【ロビン、ロビン、ロビン♪ 4】
「え〜い。どうだ!」
「なにを〜。こっちだって、ほら!」
と、向かい合って互いの翼を広げて見せたり、ロビン特有の赤い胸を膨らませてみたり、口を大きく開いて見せたりで大きさと強さをアピール。でも、ほとんど大きさの変わらない巣立ち直後のケディとラディでは、それではいつまでたっても勝負がつくはずもありません。
「うーん、だめだ。こうなれば力自慢だ。いくぞ、ラディ」
「お、おう」
そう言うと二羽はその細い足で互いを「えいっ、えいっ」と軽く蹴りあいました。その一蹴りが思いの外強くラディの足に当たりました。
『痛ぁ〜! もう、ケディ兄さんたら、本気だして。ひどいよ。……そういえば、ケディ兄さんって時々意地悪だったんだよなあ。せっかくボクがお父さんからもらったイモ虫を途中から引きちぎって横取りしたこともあったし。……ムムッ、なんか腹が立ってきたぁ』
突然子供の頃(と言っても数日前)のイモ虫横取られ事件を思い出してムカッときたラディは、その勢いで自分もつい本気でお兄さんを蹴ってしまいました。
やがて……。
「えいえい、このこのこの」
「あっ、やったなぁ、バカバカバカ」
と、いつしか雛の時の兄弟げんかそのままに夢中になって取っ組み合いをし始めていました。ですが、ここは安全な巣の中ではありません。足を絡ませあったまま、翼を打ち合った二羽はバランスを崩しそのまま地面に落ちてしまいました。
「やめろよぉ。落ちちゃったじゃんか。兄さん」
「おまえこそ離せよ、ラディ」
地面に落ちてもまだ2羽は必死にピーピー騒ぎながら取っ組み合いの兄弟げんかを続けていました。ですが、突然、それは近寄ってきた大きな影によって終止符を打たれました。
ムギュッ!
「ゲッ! 何だ、何が起こった?」
「ひぇっ! わわわわわ」
2羽はいきなり体をつかまれ、相手から引き離されてしまったのです。
人間です!
いつの間にか近づいてきていた人間は、その大きな両手にケディとラディをそれぞれ掴んで、ブハァーーー(実際はハァ〜)と大きく(ため)息を吐きました。
「あ……えっと、何かなぁ〜?」
「うわぁ〜、大き〜い」
2羽はキョトンとした顔で人間を見上げました。両親の教育不足でしょうか、それとも持って生まれた性格のせいか? ケディとラディどちらも全く人間に対する警戒感もこの状況への危機感も持っていないようです。
やがて、人間は何か言いながらゆっくりと手を持ち上げ、2羽を掴んでいる手を開きました。

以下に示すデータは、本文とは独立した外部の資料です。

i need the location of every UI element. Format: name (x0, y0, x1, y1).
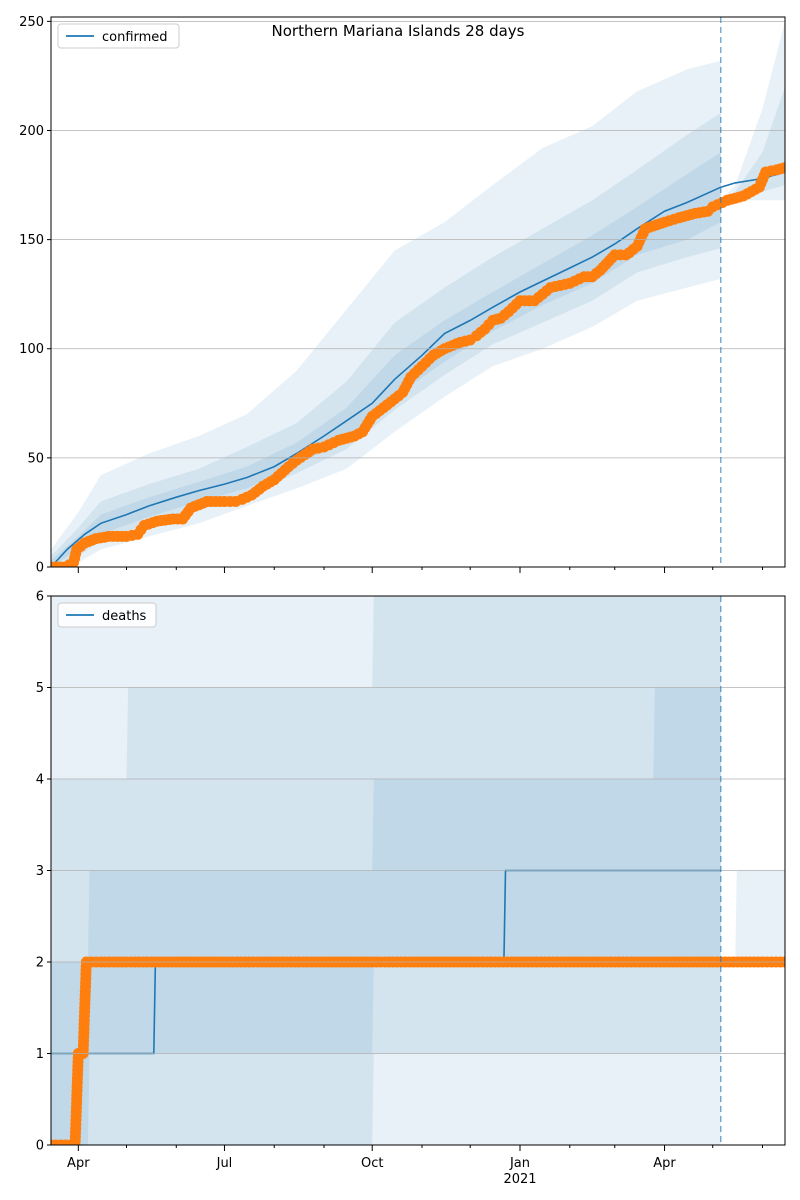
y-tick-label: 2 (36, 956, 44, 971)
band-forecast-outer (720, 870, 785, 962)
y-tick-label: 150 (19, 233, 44, 248)
chart-title: Northern Mariana Islands 28 days (272, 22, 525, 40)
y-tick-label: 3 (36, 864, 44, 879)
y-tick-label: 4 (36, 773, 44, 788)
band-inner (51, 152, 721, 567)
x-tick-label: Apr (653, 1156, 676, 1171)
y-tick-label: 100 (19, 342, 44, 357)
series-line-confirmed (51, 171, 785, 567)
band-middle (51, 113, 721, 567)
legend-box (57, 23, 180, 49)
legend-label: confirmed (102, 30, 168, 45)
plot-area (51, 21, 785, 567)
band-outer (51, 60, 721, 567)
y-tick-label: 250 (19, 15, 44, 30)
y-tick-label: 200 (19, 124, 44, 139)
legend-label: deaths (102, 609, 147, 624)
x-tick-label: Jul (216, 1156, 233, 1171)
confirmed-panel: 0 50 100 150 200 250 confirmed Northern Mariana… (19, 15, 786, 576)
band-forecast-outer (720, 21, 785, 201)
plot-area (51, 596, 785, 1145)
x-tick-label: Oct (361, 1156, 383, 1171)
legend-box (57, 602, 157, 628)
y-tick-label: 0 (36, 1139, 44, 1154)
y-tick-label: 5 (36, 681, 44, 696)
y-tick-label: 0 (36, 561, 44, 576)
x-tick-year-label: 2021 (503, 1172, 536, 1187)
y-tick-label: 1 (36, 1047, 44, 1062)
y-tick-label: 6 (36, 590, 44, 605)
y-tick-label: 50 (27, 451, 44, 466)
x-tick-label: Jan (509, 1156, 530, 1171)
axes-frame (50, 16, 786, 568)
x-tick-label: Apr (67, 1156, 90, 1171)
observed-point (779, 162, 785, 174)
band-inner (51, 687, 721, 1145)
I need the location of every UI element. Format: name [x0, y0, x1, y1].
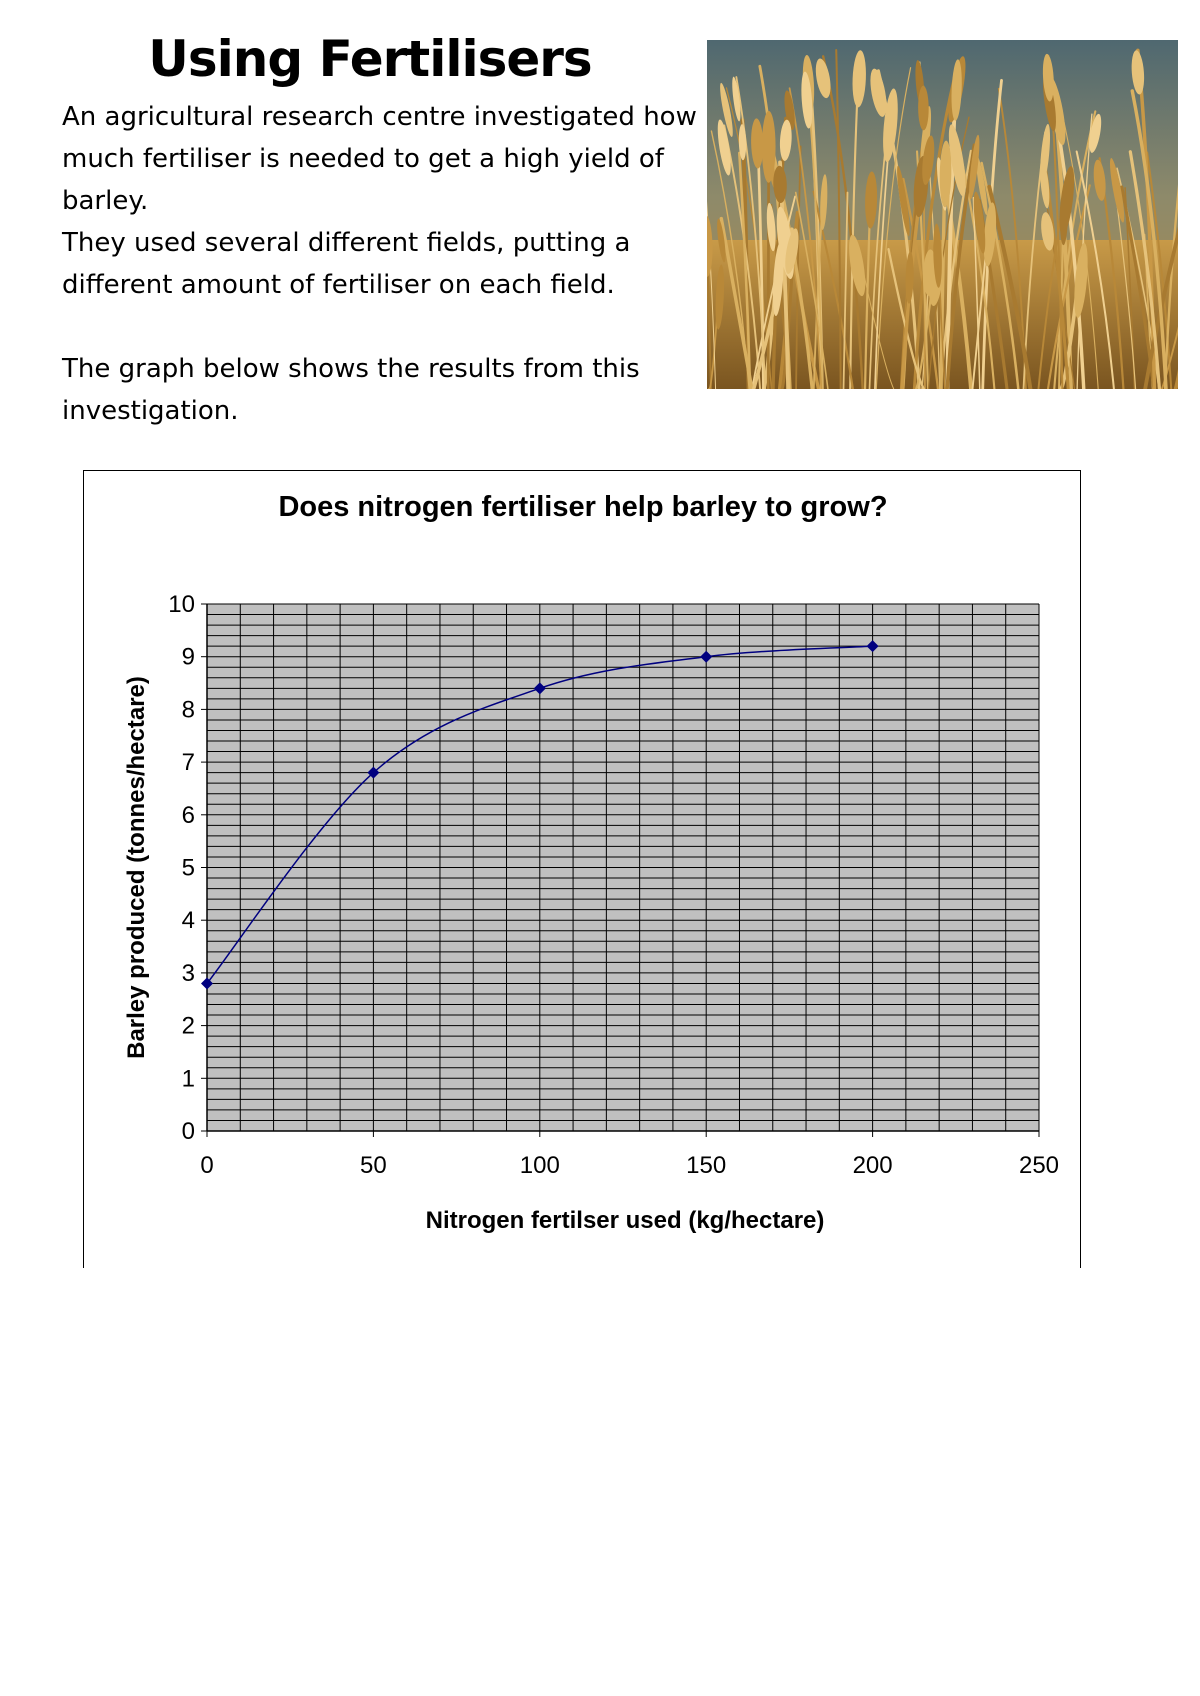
- closing-paragraph: The graph below shows the results from t…: [62, 354, 640, 426]
- y-tick-label: 9: [182, 644, 195, 671]
- x-tick-label: 150: [686, 1152, 726, 1179]
- line-chart: Does nitrogen fertiliser help barley to …: [123, 491, 1059, 1234]
- y-tick-label: 0: [182, 1118, 195, 1145]
- x-tick-label: 50: [360, 1152, 387, 1179]
- data-point-marker: [533, 682, 546, 695]
- data-point-marker: [866, 640, 879, 653]
- intro-paragraph: An agricultural research centre investig…: [62, 102, 697, 216]
- y-tick-label: 4: [182, 907, 195, 934]
- y-tick-label: 6: [182, 802, 195, 829]
- x-tick-label: 200: [853, 1152, 893, 1179]
- y-tick-label: 1: [182, 1065, 195, 1092]
- barley-field-photo: [707, 40, 1178, 389]
- y-tick-label: 5: [182, 855, 195, 882]
- chart-title: Does nitrogen fertiliser help barley to …: [278, 491, 887, 523]
- x-tick-label: 100: [520, 1152, 560, 1179]
- y-tick-label: 10: [168, 591, 195, 618]
- chart-frame: Does nitrogen fertiliser help barley to …: [83, 470, 1081, 1268]
- data-point-marker: [700, 650, 713, 663]
- y-axis-label: Barley produced (tonnes/hectare): [123, 676, 150, 1059]
- data-point-marker: [201, 977, 213, 990]
- y-tick-label: 7: [182, 749, 195, 776]
- intro-text: An agricultural research centre investig…: [62, 96, 702, 432]
- page-title: Using Fertilisers: [148, 30, 592, 88]
- series-line: [206, 645, 873, 984]
- y-tick-label: 3: [182, 960, 195, 987]
- intro-paragraph: They used several different fields, putt…: [62, 228, 631, 300]
- x-tick-label: 250: [1019, 1152, 1059, 1179]
- data-point-marker: [367, 766, 380, 779]
- y-tick-label: 2: [182, 1013, 195, 1040]
- y-tick-label: 8: [182, 696, 195, 723]
- x-axis-label: Nitrogen fertilser used (kg/hectare): [426, 1207, 825, 1234]
- x-tick-label: 0: [200, 1152, 213, 1179]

パタパタパタ。その瞬間、兄のケディはさっさと舞い上がり上空に逃げました。そして、弟のラディはというと、その様子をポカーンと見送っていましたが、兄から
「お〜い、何ボケ〜っとしているんだ? (たぶん)邪魔だって言われたんだから、さっさとこっちに来いよ」
と呼ばれ、
「あっ、そうなんだ。は〜い!」
と、ようやくパタパタと飛び上がるおっとりぶりでした。
2羽は近くの木の枝に並んで止まると、庭の人間を見下ろしながら言いました。
「驚いたね、兄さん」
「ああ。何が起きたかと思ったよ」
その時です。上から突然半分呆れて半分怒ったような声がしました。
「『驚いたね』じゃないわよ。見ていたこっちの方が、死ぬほどびっくりしたわよ。あんたたち、もっとしっかりしなさい!」
「えっ?」
「わっ! なに?」
驚いて声のする方を見上げると、そこには1羽のアオガラのおばさんが、不機嫌そうにケディとラディを見下ろしていました。